II. — LA REPRÉSENTATION PROPORTIONNELLE DANS SON FONCTIONNEMENT

La représentation proportionnelle repose, au fond, sur ce principe : pour faire de bonne politique, faire d’abord de bonne arithmétique ; avec son corollaire naturel : meilleure sera l’arithmétique, meilleure aussi la politique. La politique est mauvaise aujourd’hui, parce que l’arithmétique du suffrage est mauvaise ; parce que de très grosses minorités et parfois la majorité même du pays ne sont point représentées au parlement ou ne le sont que d’une manière tout à fait défectueuse. La politique sera bonne quand l’arithmétique sera bonne, quand tout groupe d’électeurs de quelque importance numérique sera représenté, et le sera en raison directe de cette importance. Déterminer arithmétiquement le rapport de la force numérique à la puissance politique, restaurer la proportion entre représentans et représentés : voilà la fin et de là le nom de la représentation proportionnelle.

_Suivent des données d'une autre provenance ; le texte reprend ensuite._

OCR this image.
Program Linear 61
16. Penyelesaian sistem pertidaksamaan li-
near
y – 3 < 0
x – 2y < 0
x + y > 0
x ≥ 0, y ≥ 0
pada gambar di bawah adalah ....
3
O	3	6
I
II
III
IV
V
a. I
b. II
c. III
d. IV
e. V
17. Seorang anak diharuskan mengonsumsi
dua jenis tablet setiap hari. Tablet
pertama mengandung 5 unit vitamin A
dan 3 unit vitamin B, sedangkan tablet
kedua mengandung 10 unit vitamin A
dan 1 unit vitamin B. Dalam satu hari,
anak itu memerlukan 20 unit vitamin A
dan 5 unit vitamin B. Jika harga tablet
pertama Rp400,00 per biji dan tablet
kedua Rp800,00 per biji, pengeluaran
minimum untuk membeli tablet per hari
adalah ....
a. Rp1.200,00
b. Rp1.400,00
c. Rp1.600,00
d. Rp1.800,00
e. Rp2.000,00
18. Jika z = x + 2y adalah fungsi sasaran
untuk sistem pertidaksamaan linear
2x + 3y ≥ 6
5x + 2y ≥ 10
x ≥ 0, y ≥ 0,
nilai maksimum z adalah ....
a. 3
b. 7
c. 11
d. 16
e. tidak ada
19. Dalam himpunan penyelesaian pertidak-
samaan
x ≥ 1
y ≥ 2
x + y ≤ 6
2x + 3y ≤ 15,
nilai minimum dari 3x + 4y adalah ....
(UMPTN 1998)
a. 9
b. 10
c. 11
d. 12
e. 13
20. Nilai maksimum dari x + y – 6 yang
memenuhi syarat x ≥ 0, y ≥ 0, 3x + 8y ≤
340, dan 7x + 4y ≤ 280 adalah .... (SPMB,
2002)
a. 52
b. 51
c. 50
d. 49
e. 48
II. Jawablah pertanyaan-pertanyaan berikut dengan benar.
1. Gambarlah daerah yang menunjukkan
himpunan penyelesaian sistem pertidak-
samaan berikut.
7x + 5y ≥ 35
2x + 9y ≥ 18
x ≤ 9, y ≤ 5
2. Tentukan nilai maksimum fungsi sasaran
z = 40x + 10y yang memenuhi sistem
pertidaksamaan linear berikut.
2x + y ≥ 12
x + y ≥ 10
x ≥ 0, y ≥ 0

On dit que tout groupe d’électeurs « de quelque importance numérique » a le droit d’être représenté, et de l’être en raison de cette importance. La première chose à faire est, par suite, de définir ce que l’on entend par ces mots : tout groupe de quelque importance, et l’importance des groupes, on ne peut pas la fixer arbitrairement ou empiriquement, puisque la représentation proportionnelle se propose, entre autres corrections et améliorations, d’éliminer de l’élection l’empirisme et l’arbitraire. Et comme c’est la première chose à faire, comme il faut la faire mathématiquement, elle met tout de suite dans le cas de procéder à une première opération, laquelle donnera la mesure, le mètre électoral, l’unité de représentation. Mais si c’est sûrement la première opération à faire que de trouver le mètre électoral et si les premiers partisans de la représentation proportionnelle l’ont bien compris dès le début, il y a plusieurs moyens d’y procéder, et — de ce qu’il y a divers moyens — un premier motif pour qu’il y ait divers systèmes de représentation proportionnelle.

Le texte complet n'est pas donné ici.